Öncelikle bu kitabı yazma fikri nereden doğdu? Bunu biraz öğrenelim sizden.

Aslında benim aklımda hiç kitap yazma fikri yoktu daha öncesinde. Selçuk Üniversitesi Gazetecilik Anabilim Dalında yüksek lisans yaptığım dönemde tezime çalışıyordum bu konuyla ilgili. Master konum kadına yönelik şiddetin basında sunumuydu. Yani kitabımdan da farklı bir konuydu aslında ama içerik aynıydı. Tez üzerinde üç sene çalıştıktan sonra tezimiz yayınlandı YÖK’te. Danışmanım Profesör Doktor Bünyamin Ayhan hocam Konya’da bölüm başkanıydı: “Hakan bu çok güzel bir tez oldu. Sen bunu kitaba çevirmeyi düşündün mü?” dedi. Benim aklımda böyle bir şey yoktu. Ben doktoraya devam edecektim çünkü kafamda o vardı. İş hayatı ve yoğunluklar nedeniyle doktoraya devam edemedim. Danışmanımın önerisini değerlendirmeye karar vererek çalışmamı kitaba dönüştürdüm. Bu süreç yaklaşık bir yıl sürdü.Hatta arkadaş çevrem de “yapmalısın” diye destek oldular. Bir sene de kitap aşamasına çalıştım. Yani üç sene tez aşamasından sonra bir sene de kitap aşamasına dönüştürmek için çalıştım. Dört sene sonunda “Kadına Yönelik Şiddet ve Medya” adlı kitabımı çıkarmış oldum. 

Günümüzde de kadına yönelik şiddet haberleri maalesef fazlasıyla gündemde. Bu  süreçte yazdığınız bu kitabın anlamı çok daha kıymetli aslında. Kadına yönelik şiddet  haberleri aktarırken farkında olmadan da medya bu tarz şiddetleri üretiyor mu sizce?

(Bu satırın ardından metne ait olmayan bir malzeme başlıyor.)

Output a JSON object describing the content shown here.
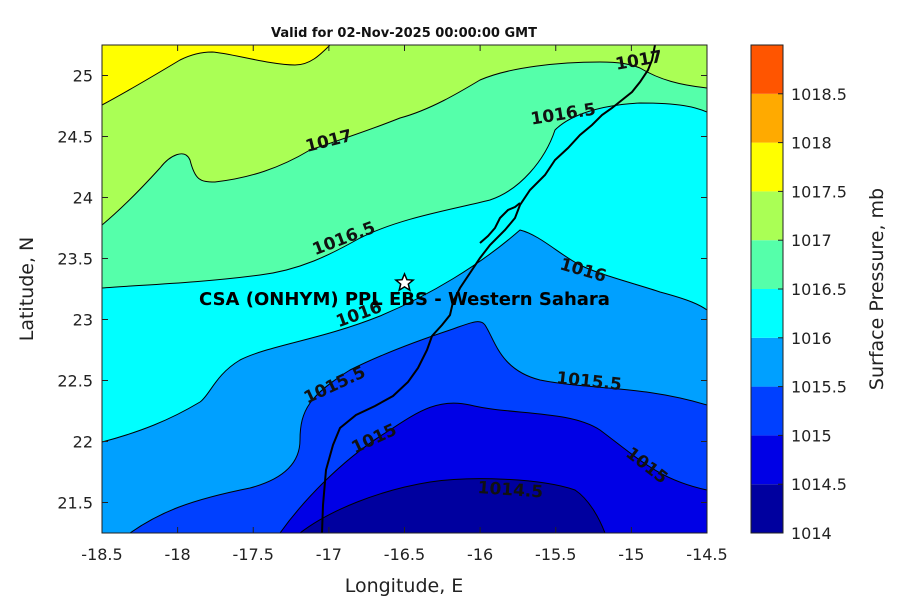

Aslında farkında olmadan diyemeyiz bilerek üretiyor. Medya aslında ideolojik bir güç değil midir? Mesela; yasama, yürütme, yargı diye bir güç var bizde. Dördüncü güç medya derdik, değil mi önceden? Bence şu anda en önemli güçlerden biri medya. Çünkü algı yönetimleri, insanları etkileme biçimleri, iletişim yöntemleri medya aracılığıyla yapılıyor. Her siyasetçinin neredeyse bir Twitter adresi var, Instagram adresi var. Gazetecilik yapanların var ve oradan insanlara sesleniyorlar. Bazı paylaşımlar infial yaratıyor bir anda. Böyle baktığınızda bu medyayı reyting amacıyla kullanırsanız nasıl bir alana dönüşür? Herkesin merak ettiği, tıklanma oranına endekslendiği. Çünkü tıklanırsa daha fazla izleniyor haberler, izlenirse daha fazla reklam alıyor yayınlar. O yüzden basın bunu bilerek yapıyor. Nasıl yapıyor? Reyting kaygısı güdüyor, değerleri öteliyor, arkaya bırakıyor ve aslında kendi ideolojileri ve para kazançları uğruna bizim değerlerimizden vazgeçmiş oluyorlar. Bu da kadına şiddet sorununun basında normalleşmesine yol açıyor. Bu normalleşme süreci nasıl mı gerçekleşiyor? Gazete haberlerinde, üçüncü sayfa başlıklarında, spotlarda ve her akşam televizyon ekranlarında bunu gözlemleyebiliyoruz. Bu sürece katkı sunan medya mensupları ne yazık ki bunu bilinçli bir şekilde yapıyor. Bu sebeple özellikle bu içerikleri hazırlayan kişilerin mutlaka farkındalık temelli eğitimlerden geçmesi gerekir. Toplumsal eşitlik bilinci kazandırılmalı, medya etiğine duyarlılık artırılmalı, kamusal yarar ilkesi yeniden önceliklendirilmelidir. Şiddeti sıradanlaştırmaktan ve duyarsızlaştırmaktan kaçınılmalıdır.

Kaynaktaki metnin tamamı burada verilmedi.